We’ll ask the patient many differentially diagnosing questions such as when does it occur most frequently, what makes the cough better or worse, are they frequent dry coughs or full blown coughing fits?
So then what?
I first education. Why is the chronic cough occurring with their particular case picture? We’ll go over everything from an anatomical, physiological standpoint. We’ll also start to discuss things like control and gaining control over the cough. We’ll address psychosocial symptoms such as fear of not being able to breathe during the cough, frustration, embarrassment and stress surrounding the chronic cough.

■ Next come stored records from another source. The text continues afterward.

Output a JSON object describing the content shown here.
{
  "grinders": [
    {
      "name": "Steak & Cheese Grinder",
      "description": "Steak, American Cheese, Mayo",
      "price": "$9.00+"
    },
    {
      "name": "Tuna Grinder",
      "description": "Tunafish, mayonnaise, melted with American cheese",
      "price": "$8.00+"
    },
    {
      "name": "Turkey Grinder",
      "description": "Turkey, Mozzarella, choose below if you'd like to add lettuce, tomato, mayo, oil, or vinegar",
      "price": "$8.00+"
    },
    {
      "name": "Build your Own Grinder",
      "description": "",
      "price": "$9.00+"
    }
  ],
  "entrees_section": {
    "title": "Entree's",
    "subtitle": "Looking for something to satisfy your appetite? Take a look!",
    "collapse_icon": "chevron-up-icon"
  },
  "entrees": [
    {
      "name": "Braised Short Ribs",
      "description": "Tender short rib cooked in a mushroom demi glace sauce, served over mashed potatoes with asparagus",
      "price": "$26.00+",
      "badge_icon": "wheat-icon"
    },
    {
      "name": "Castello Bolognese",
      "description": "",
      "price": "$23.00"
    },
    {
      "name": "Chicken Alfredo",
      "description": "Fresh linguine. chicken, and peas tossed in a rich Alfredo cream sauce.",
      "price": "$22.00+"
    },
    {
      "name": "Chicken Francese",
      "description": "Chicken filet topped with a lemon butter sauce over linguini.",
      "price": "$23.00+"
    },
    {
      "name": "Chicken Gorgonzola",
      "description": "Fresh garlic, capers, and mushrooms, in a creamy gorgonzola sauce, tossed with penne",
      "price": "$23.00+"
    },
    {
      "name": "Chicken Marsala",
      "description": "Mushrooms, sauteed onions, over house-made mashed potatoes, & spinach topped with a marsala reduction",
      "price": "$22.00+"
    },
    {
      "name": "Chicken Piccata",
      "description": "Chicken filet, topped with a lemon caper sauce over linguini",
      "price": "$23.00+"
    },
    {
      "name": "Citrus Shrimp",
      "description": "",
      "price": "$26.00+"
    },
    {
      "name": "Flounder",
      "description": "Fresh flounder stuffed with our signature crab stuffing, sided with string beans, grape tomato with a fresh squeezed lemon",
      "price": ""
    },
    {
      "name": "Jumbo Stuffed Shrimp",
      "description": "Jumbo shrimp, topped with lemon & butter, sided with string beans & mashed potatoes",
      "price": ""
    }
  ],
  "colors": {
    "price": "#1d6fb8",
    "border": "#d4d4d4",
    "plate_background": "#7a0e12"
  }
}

I generally use a combination of breathing retraining techniques to teach the individual how to both prevent and suppress a cough, vocal hygiene for reducing laryngeal triggers & attempting to desensitize the larynx, education to increase education on physiology, ability to recognize sensation triggers prior to cough, and control certain aspects of cough, and voice therapy as necessary (i.e. if cough worsens with talking and/or if there is an underlying vocal pathology contributing to cough (i.e. Muscle tension dysphonia, vocal fold atrophy, reflux etc). I take an approach that focuses both on preventing the cough onset and making it overall less likely to be a triggered response, but also in shifting out of a coughing fit after initiation.
An overarching goal is to replace the cough behavior with alternative behaviors and to desensitize the larynx so that it is overall less triggered to engage in a cyclical cough response. We attempt to get patients out of the constant cycle of cough, which causes further laryngeal irritation and sensitivity and perpetuates more coughing.
Key factors in this are practice on the patient’s side, increasing awareness, and gradually establishing control over the cough.